A *Markov process* is a stochastic process such that given the present state of the system, the future behavior is independent of the past history.

Suppose that the size of the population under consideration at time $t$ is represented by a discrete random variable $X(t)$ with probability $$P\{X(t)=n\}=p_n(t),\ n=0,1,2,\cdots$$ At certain instants of time, there will be discrete changes in the population size, due to the loss or death of an individual, or to the appearance or birth of new individuals.
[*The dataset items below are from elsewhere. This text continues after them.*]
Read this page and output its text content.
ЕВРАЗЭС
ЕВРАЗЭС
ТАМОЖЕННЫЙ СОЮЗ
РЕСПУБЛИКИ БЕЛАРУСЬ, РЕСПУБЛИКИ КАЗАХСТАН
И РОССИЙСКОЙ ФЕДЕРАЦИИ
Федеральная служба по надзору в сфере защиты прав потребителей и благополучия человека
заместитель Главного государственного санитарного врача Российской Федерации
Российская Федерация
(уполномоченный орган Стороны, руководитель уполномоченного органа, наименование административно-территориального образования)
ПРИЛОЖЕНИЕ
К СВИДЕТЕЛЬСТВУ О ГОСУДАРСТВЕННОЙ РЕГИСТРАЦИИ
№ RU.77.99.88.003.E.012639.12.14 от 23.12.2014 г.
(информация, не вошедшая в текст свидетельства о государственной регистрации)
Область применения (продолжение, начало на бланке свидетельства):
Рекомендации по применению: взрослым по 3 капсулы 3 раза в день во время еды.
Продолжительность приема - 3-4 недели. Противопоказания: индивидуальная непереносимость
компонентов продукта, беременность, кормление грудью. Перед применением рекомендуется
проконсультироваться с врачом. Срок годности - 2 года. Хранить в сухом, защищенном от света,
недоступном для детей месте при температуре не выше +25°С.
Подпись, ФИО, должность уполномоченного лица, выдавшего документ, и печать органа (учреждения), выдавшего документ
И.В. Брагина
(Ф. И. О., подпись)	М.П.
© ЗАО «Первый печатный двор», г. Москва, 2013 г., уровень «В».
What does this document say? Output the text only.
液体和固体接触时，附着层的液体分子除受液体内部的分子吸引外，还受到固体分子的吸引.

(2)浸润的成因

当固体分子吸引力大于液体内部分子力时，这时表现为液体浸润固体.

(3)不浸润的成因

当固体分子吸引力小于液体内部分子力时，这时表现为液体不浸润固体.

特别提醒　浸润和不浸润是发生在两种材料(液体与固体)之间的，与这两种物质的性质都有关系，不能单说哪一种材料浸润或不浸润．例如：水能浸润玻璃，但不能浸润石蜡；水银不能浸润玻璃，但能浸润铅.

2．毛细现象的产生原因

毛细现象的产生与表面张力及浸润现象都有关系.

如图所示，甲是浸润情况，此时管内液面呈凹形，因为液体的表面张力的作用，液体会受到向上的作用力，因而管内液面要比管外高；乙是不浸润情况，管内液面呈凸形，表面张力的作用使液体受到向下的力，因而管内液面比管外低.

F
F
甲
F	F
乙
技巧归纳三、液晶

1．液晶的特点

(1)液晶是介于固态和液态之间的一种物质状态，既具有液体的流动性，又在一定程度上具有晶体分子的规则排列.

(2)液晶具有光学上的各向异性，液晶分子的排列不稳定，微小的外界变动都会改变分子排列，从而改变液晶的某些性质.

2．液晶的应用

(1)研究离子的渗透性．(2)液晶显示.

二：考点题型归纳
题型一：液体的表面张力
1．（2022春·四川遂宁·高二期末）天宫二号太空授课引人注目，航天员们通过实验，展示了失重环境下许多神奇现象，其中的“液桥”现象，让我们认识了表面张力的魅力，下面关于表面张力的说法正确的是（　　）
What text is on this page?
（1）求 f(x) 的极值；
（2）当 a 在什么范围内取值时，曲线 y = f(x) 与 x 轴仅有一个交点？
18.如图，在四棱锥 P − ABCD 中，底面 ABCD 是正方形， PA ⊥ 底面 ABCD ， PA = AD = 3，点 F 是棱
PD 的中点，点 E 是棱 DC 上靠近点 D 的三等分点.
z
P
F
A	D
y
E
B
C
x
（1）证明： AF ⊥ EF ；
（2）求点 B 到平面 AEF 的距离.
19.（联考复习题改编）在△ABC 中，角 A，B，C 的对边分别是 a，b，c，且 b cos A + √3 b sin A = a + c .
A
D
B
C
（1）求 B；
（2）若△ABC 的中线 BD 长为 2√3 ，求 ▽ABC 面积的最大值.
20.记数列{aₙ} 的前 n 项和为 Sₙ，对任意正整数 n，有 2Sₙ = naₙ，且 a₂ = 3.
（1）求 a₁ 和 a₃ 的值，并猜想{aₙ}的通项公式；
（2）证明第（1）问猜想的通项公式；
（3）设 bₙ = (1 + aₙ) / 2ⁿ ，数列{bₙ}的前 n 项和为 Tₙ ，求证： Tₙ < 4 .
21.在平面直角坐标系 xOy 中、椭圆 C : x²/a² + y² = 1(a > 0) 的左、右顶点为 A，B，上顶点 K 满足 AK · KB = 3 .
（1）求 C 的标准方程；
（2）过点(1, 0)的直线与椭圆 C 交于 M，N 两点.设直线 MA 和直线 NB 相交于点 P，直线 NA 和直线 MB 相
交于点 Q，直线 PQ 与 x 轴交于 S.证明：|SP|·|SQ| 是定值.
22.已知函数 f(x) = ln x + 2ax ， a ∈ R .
We now consider an example of a stochastic process, which will give rise to a simple model of a Markov process called the *Poisson process*. Suppose that we are measuring the radiation of a certain radioactive substance. Let $X(t)$ be the total number of particles recorded up to time $t$. Also suppose that the chance of a new particle being recorded is any short time interval is independent of not only the previous states but also the present state. Then the chance of a new addition to the total count during a very short time interval $\Delta t$ can be written as $\lambda\Delta t+o(\Delta t)$ where $\lambda$ is a constant and $o(\Delta t)$ is the chance of two or more simultaneous emissions. The chance of no change in the total count would be $1-\Delta t-o(\Delta t)$. Thus, we obtain \begin{equation}\label{eq:poisson}p_n(t+\Delta t)=p_{n-1}(t)\lambda\Delta t+p_n(t)(1-\lambda\Delta t)\end{equation} where terms that are small compared with $\Delta t$ have been disregarded. \eqref{eq:poisson} results in the following differential-difference equation \begin{equation}\begin{aligned}\frac{dp_n(t)}{dt}&=\lim_{\Delta t\to 0}\frac{p_n(t+\Delta t)-p_n(t)}{\Delta t}\\&=\lambda\{p_{n-1}(t)-p_n(t)\},\ n>0\end{aligned}\label{eq:poisson2}\end{equation}

Note that we have $n=0$ at time $t+\Delta t$ only if $n=0$ at time $t$ and no new particles are emitted in $\Delta t$. This means that we have $$p_0(t+\Delta t)=p_0(t)(1-\lambda\Delta t)$$ and subsequently the differential equation $$\frac{dp_0}{dt}=-\lambda p_0(t)$$ whose solution is $$p_0(t)=e^{-\lambda t}$$ with the initial condition $p_0(0)=1$. This initial condition can be obtained by setting the Geiger counter to $0$ in the beginning of the process. Starting off with $p_0(t)$, iterative applications of \eqref{eq:poisson2} will result in $$p_n(t)=\frac{(\lambda t)^ne^{-\lambda t}}{n!},\ n=0,1,2,\cdots$$ which is a Poisson distribution with parameter $\lambda t$.

*References*:

- Norman T. J. Bailey, The Elements of Stochastic Processes with Applications to the Natural Sciences, John Wiley & Sons, Inc., 1964.